Dans son numéro de mars 2000, IDEFISC se référait à un arrêt de la Cour d’appel de Liège qui, à la demande d’une congrégation religieuse, décidait de poser une question préjudicielle à la Cour d’arbitrage relative à la compatibilité de la cotisation spéciale de 300 % sur les commissions secrètes prévues à l'article 219 du Code des Impôts sur les Revenus avec les article 10 et 11 de la Constitution. La Cour d’arbitrage a statué sur cette question préjudicielle dans un arrêt du 6 avril 2000.

La Cour d’arbitrage a consulté les travaux parlementaires relatifs à l’article 219 du CIR dont il ressort que le législateur entendait combattre certaines formes d’abus et a établi une corrélation entre d’une part la déductibilité des montants de commission secrètes dans le chef de celui qui les paie et d’autre part, l’imposabilité de ces montants au nom des bénéficiaires.

La Cour considère que la lutte contre les fraudes, en décourageant la pratique des commissions secrètes, justifie une sanction fiscale dans le chef des contribuables qui commettent ces fraudes. Toutefois, la Cour indique qu’il convient que les mesures prises n’aillent pas au-delà de ce qui est nécessaire à cette fin.
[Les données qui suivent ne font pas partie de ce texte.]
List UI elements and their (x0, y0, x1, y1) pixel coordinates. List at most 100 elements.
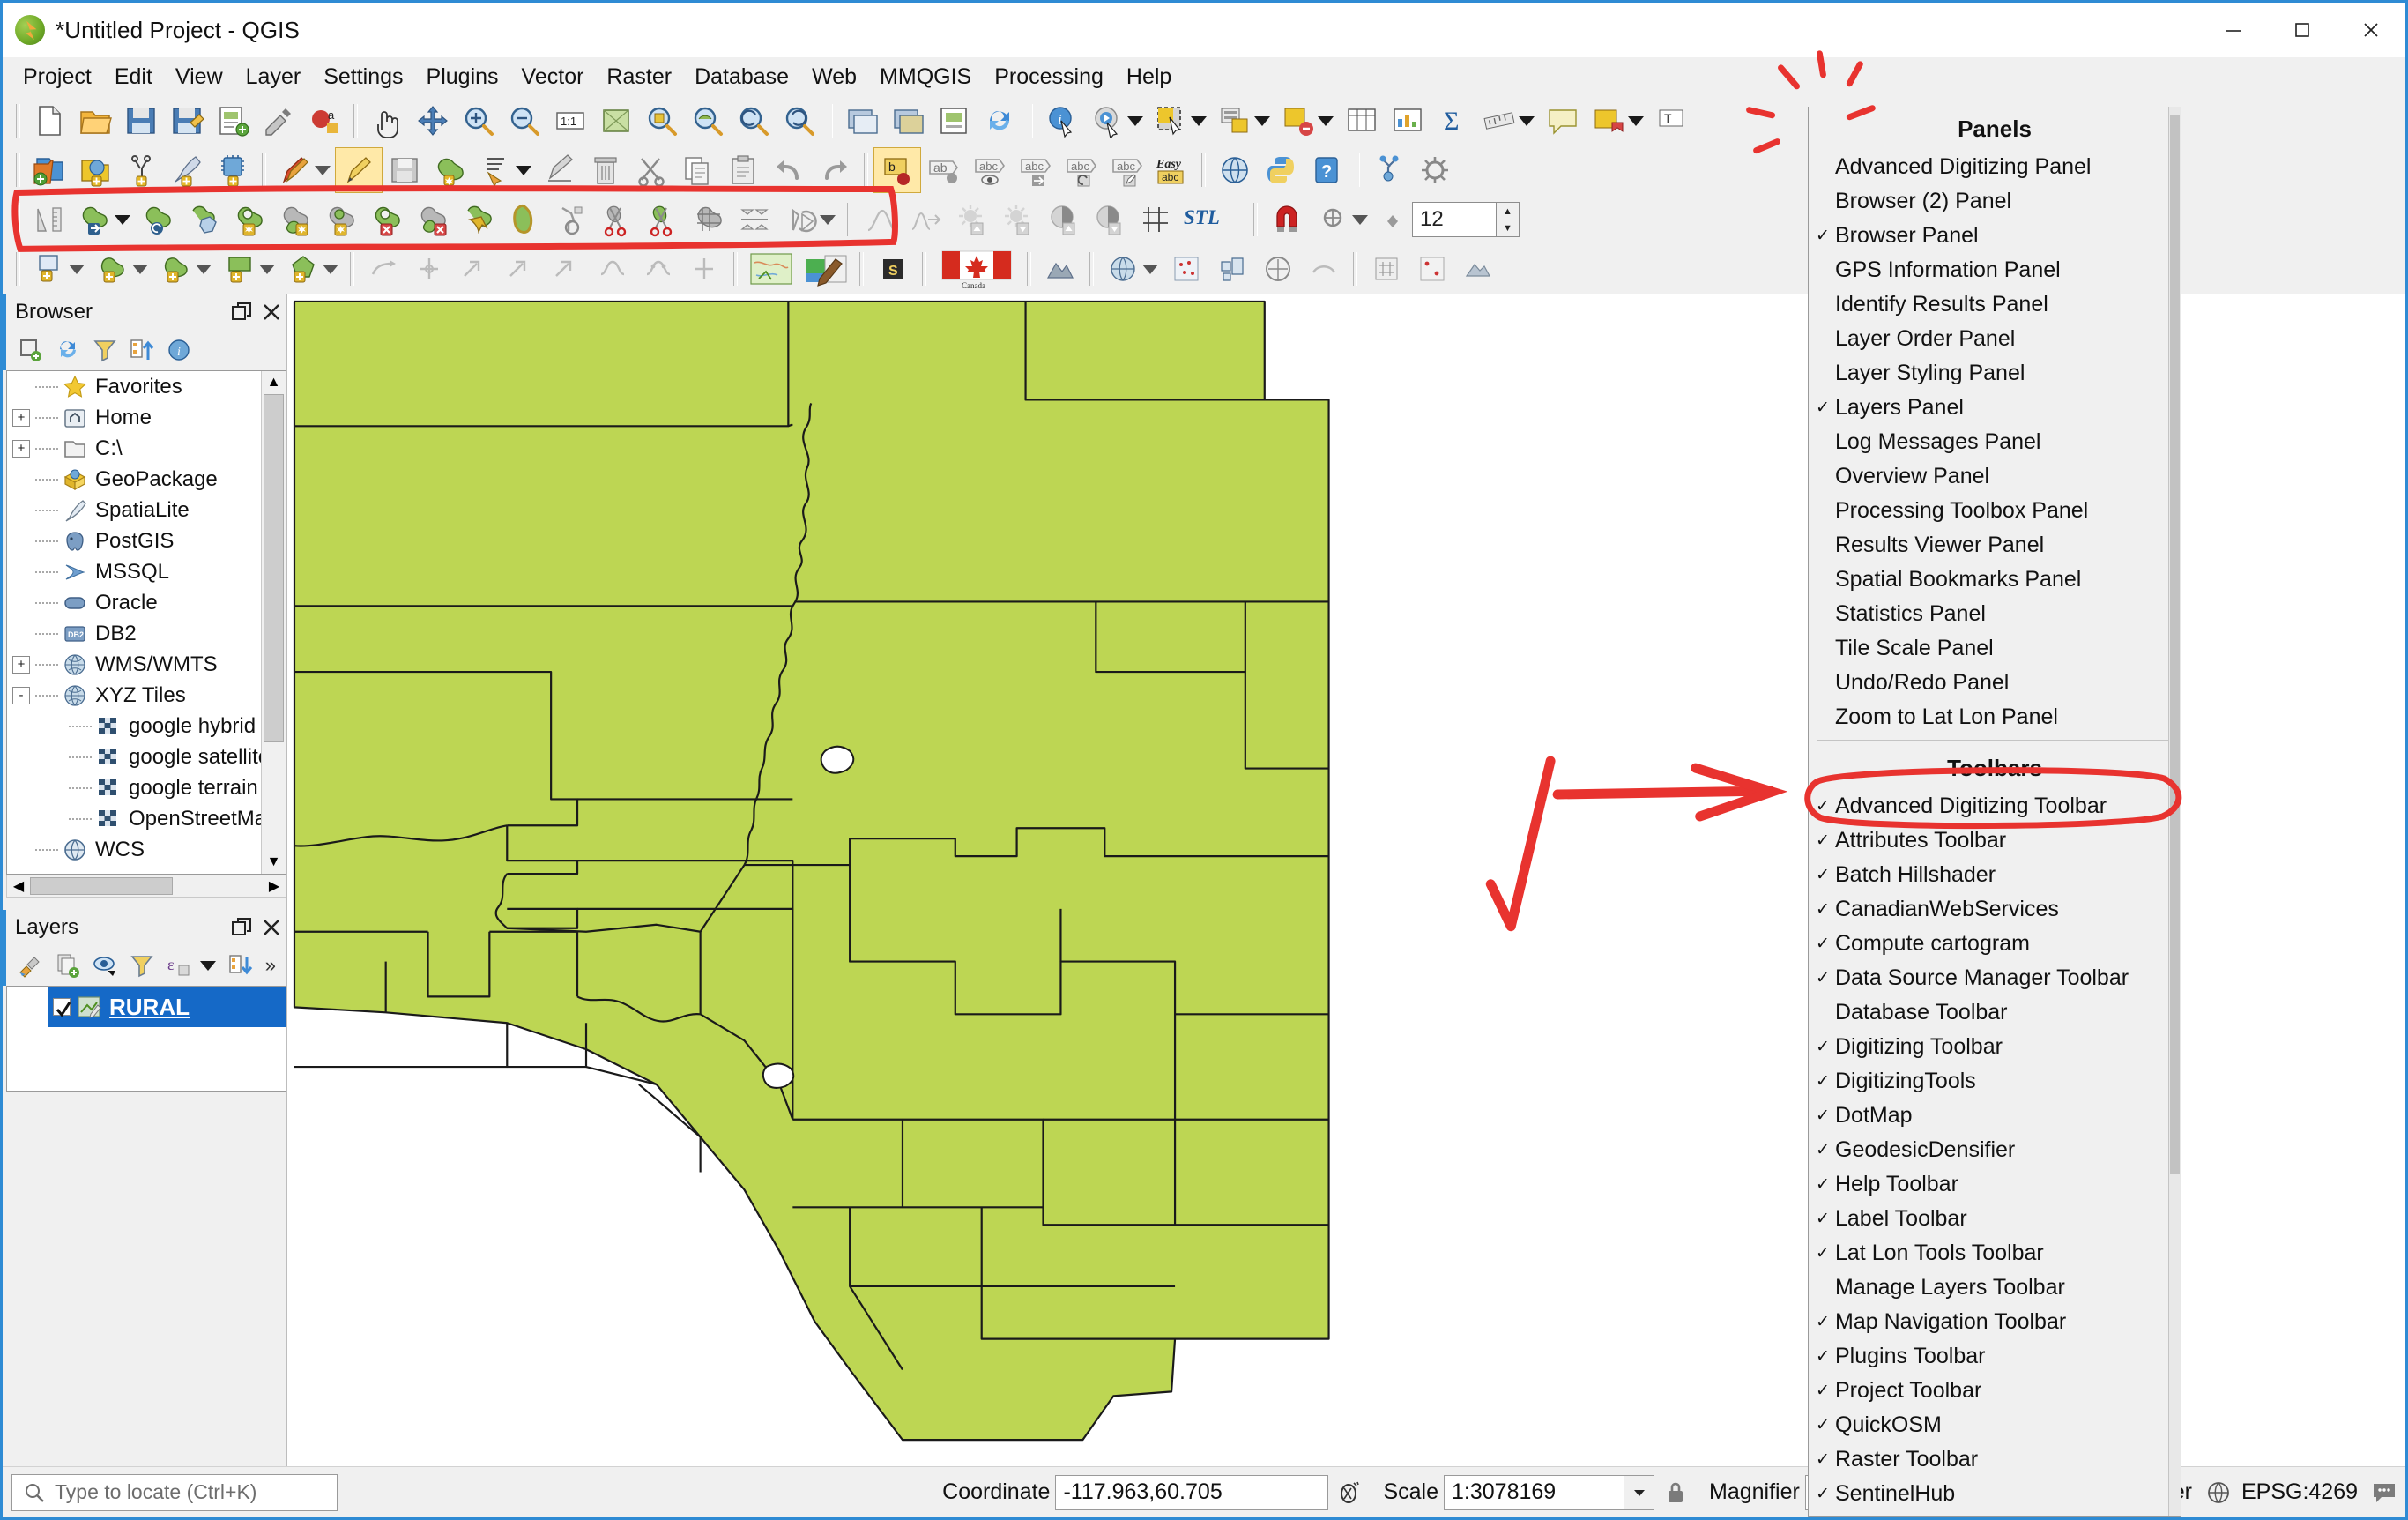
cartogram-button[interactable] (1209, 247, 1255, 291)
zoom-full-button[interactable] (593, 99, 639, 143)
plugin-settings-button[interactable] (1412, 148, 1458, 192)
panel-item-statistics-panel[interactable]: Statistics Panel (1809, 597, 2181, 631)
float-icon[interactable] (227, 297, 256, 327)
paste-features-button[interactable] (720, 148, 766, 192)
menu-vector[interactable]: Vector (510, 61, 596, 93)
toolbar-item-attributes-toolbar[interactable]: ✓ Attributes Toolbar (1809, 823, 2181, 858)
identify-features-button[interactable]: i (1039, 99, 1085, 143)
toolbar-item-label-toolbar[interactable]: ✓ Label Toolbar (1809, 1202, 2181, 1236)
toolbar-item-digitizingtools[interactable]: ✓ DigitizingTools (1809, 1064, 2181, 1099)
panel-item-gps-information-panel[interactable]: GPS Information Panel (1809, 253, 2181, 287)
toolbar-item-quickosm[interactable]: ✓ QuickOSM (1809, 1408, 2181, 1442)
vertex-tool-button[interactable] (360, 247, 406, 291)
lat-lon-tools-button[interactable] (1364, 247, 1409, 291)
run-feature-action-button[interactable] (1085, 99, 1131, 143)
vertex-tool-all-button[interactable] (406, 247, 452, 291)
geodesic-densifier-button[interactable] (1100, 247, 1146, 291)
modify-attributes-button[interactable] (537, 148, 583, 192)
delete-part-button[interactable] (457, 197, 502, 242)
stretch-histogram-button[interactable] (903, 197, 949, 242)
extend-line-button[interactable] (544, 247, 590, 291)
menu-edit[interactable]: Edit (103, 61, 164, 93)
merge-attributes-button[interactable] (732, 197, 777, 242)
toolbar-item-database-toolbar[interactable]: Database Toolbar (1809, 995, 2181, 1030)
toolbar-item-help-toolbar[interactable]: ✓ Help Toolbar (1809, 1167, 2181, 1202)
vertex-tolerance-input[interactable]: 12 ▲ ▼ (1412, 202, 1520, 237)
add-group-icon[interactable] (50, 948, 85, 983)
toolbar-item-advanced-digitizing-toolbar[interactable]: ✓ Advanced Digitizing Toolbar (1809, 789, 2181, 823)
add-record-button[interactable] (473, 148, 519, 192)
merge-features-button[interactable] (686, 197, 732, 242)
trim-extend-button[interactable] (452, 247, 498, 291)
panel-item-undo-redo-panel[interactable]: Undo/Redo Panel (1809, 666, 2181, 700)
add-raster-layer-button[interactable] (118, 148, 164, 192)
delete-ring-button[interactable] (411, 197, 457, 242)
increase-brightness-button[interactable] (949, 197, 995, 242)
open-layer-styling-icon[interactable] (13, 948, 48, 983)
zoom-to-layer-button[interactable] (685, 99, 731, 143)
new-print-layout-2-button[interactable] (931, 99, 977, 143)
smooth-feature-button[interactable] (590, 247, 635, 291)
raster-histogram-button[interactable] (858, 197, 903, 242)
minimize-button[interactable] (2199, 3, 2268, 57)
scale-value[interactable]: 1:3078169 (1444, 1474, 1625, 1510)
expand-all-icon[interactable] (223, 948, 258, 983)
scroll-right-icon[interactable]: ▶ (263, 875, 286, 897)
panel-item-browser-2-panel[interactable]: Browser (2) Panel (1809, 184, 2181, 219)
panel-item-tile-scale-panel[interactable]: Tile Scale Panel (1809, 631, 2181, 666)
panel-item-spatial-bookmarks-panel[interactable]: Spatial Bookmarks Panel (1809, 563, 2181, 597)
stepper-up-icon[interactable]: ▲ (1496, 203, 1519, 220)
move-label-button[interactable]: abc (1012, 148, 1058, 192)
select-by-value-button[interactable] (1212, 99, 1258, 143)
chevron-down-icon[interactable] (1624, 1474, 1655, 1510)
pin-labels-button[interactable]: ab (920, 148, 966, 192)
scroll-left-icon[interactable]: ◀ (7, 875, 30, 897)
expression-filter-icon[interactable]: ε (161, 948, 197, 983)
locator-search-input[interactable]: Type to locate (Ctrl+K) (11, 1473, 338, 1511)
scale-combo[interactable]: 1:3078169 (1444, 1474, 1655, 1510)
menu-project[interactable]: Project (11, 61, 103, 93)
toolbar-item-project-toolbar[interactable]: ✓ Project Toolbar (1809, 1374, 2181, 1408)
filter-legend-icon[interactable] (124, 948, 160, 983)
browser-item-favorites[interactable]: Favorites (7, 371, 286, 402)
add-regular-polygon-button[interactable] (280, 247, 326, 291)
browser-item-db2[interactable]: DB2 DB2 (7, 618, 286, 649)
browser-item-wms-wmts[interactable]: + WMS/WMTS (7, 649, 286, 680)
view-panels-toolbars-dropdown[interactable]: Panels Advanced Digitizing Panel Browser … (1808, 107, 2181, 1517)
label-toggle-button[interactable]: b (873, 147, 921, 193)
save-project-as-button[interactable] (164, 99, 210, 143)
menu-settings[interactable]: Settings (312, 61, 414, 93)
expand-icon[interactable]: + (12, 655, 30, 674)
browser-item-postgis[interactable]: PostGIS (7, 525, 286, 556)
add-rectangle-feature-button[interactable] (217, 247, 263, 291)
node-tool-button[interactable] (681, 247, 727, 291)
add-ring-button[interactable] (273, 197, 319, 242)
select-features-button[interactable] (1148, 99, 1194, 143)
panel-item-identify-results-panel[interactable]: Identify Results Panel (1809, 287, 2181, 322)
cut-features-button[interactable] (628, 148, 674, 192)
open-attribute-table-button[interactable] (1339, 99, 1385, 143)
panel-item-advanced-digitizing-panel[interactable]: Advanced Digitizing Panel (1809, 150, 2181, 184)
map-tips-button[interactable] (1540, 99, 1586, 143)
save-project-button[interactable] (118, 99, 164, 143)
scroll-thumb[interactable] (30, 877, 173, 895)
decrease-contrast-button[interactable] (1087, 197, 1133, 242)
stepper-down-icon[interactable]: ▼ (1496, 220, 1519, 236)
menu-layer[interactable]: Layer (234, 61, 313, 93)
add-part-button[interactable] (319, 197, 365, 242)
panel-item-layer-order-panel[interactable]: Layer Order Panel (1809, 322, 2181, 356)
save-layer-edits-button[interactable] (382, 148, 427, 192)
menu-plugins[interactable]: Plugins (415, 61, 510, 93)
browser-item-home[interactable]: + Home (7, 402, 286, 433)
quickosm-button[interactable] (1255, 247, 1301, 291)
close-icon[interactable] (256, 297, 286, 327)
add-vector-layer-button[interactable] (72, 148, 118, 192)
copy-features-button[interactable] (674, 148, 720, 192)
panel-item-results-viewer-panel[interactable]: Results Viewer Panel (1809, 528, 2181, 563)
copy-latlon-button[interactable] (1409, 247, 1455, 291)
toolbar-item-batch-hillshader[interactable]: ✓ Batch Hillshader (1809, 858, 2181, 892)
new-bookmark-button[interactable] (1586, 99, 1631, 143)
add-point-feature-button[interactable] (26, 247, 72, 291)
collapse-icon[interactable]: - (12, 686, 30, 704)
undo-button[interactable] (766, 148, 812, 192)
La Cour a examiné s’il était disproportionné d’appliquer cette mesure à des contribuables qui n’ont pas eu l’intention de soustraire une matière imposable à l’administration et dont la négligence n’a pas effectivement empêché celle-ci de procéder à la taxation des revenus dans le chef des bénéficiaires.

La Cour considère que la sanction de l’article 219 du CIR est lourde mais que ses effets sont atténués par la faculté qu’ont les contribuables assujettis de déduire le montant payé à titre de cotisations spéciales sur commissions secrètes de leur base imposable à titre de charge professionnelle.

Cependant, la Cour souligne que les personnes morales telles les ASBL, ne peuvent déduire cette cotisation spéciale étant donné que le montant d’impôt qu’elles doivent payer n’est pas calculé sur leurs bénéfices mais sur différents postes donnant lieu à des cotisations distinctes. Pour ces contribuables, il n’y a dès lors aucune atténuation de la mesure.

La Cour en conclut que la mesure prévue à l’article 219 est disproportionnée à l’égard des contribuables qui ne peuvent déduire la cotisation spéciale à titre de charge professionnelle et dont la négligence n’a pas mis l’administration dans l’impossibilité de procéder à la taxation dans le chef des bénéficiaires.

Cet arrêt est certes restrictif mais est un premier pas dans la reconnaissance du caractère disproportionné de la sanction que constitue une imposition au taux de 300 %.

Si la Cour considère que les mesures prises pour restreindre certains abus ne doivent pas aller au-delà de ce qui est nécessaire, elle aura dû tenir compte du fait que la cotisation spéciale de 300% peut avoir des conséquences très dommageables pour les contribuables qui sont tenus de la supporter. Elle peut apparaître tout à fait disproportionnée surtout lorsque ces contribuables n’ont pas eu l’intention de dissimuler des commissions.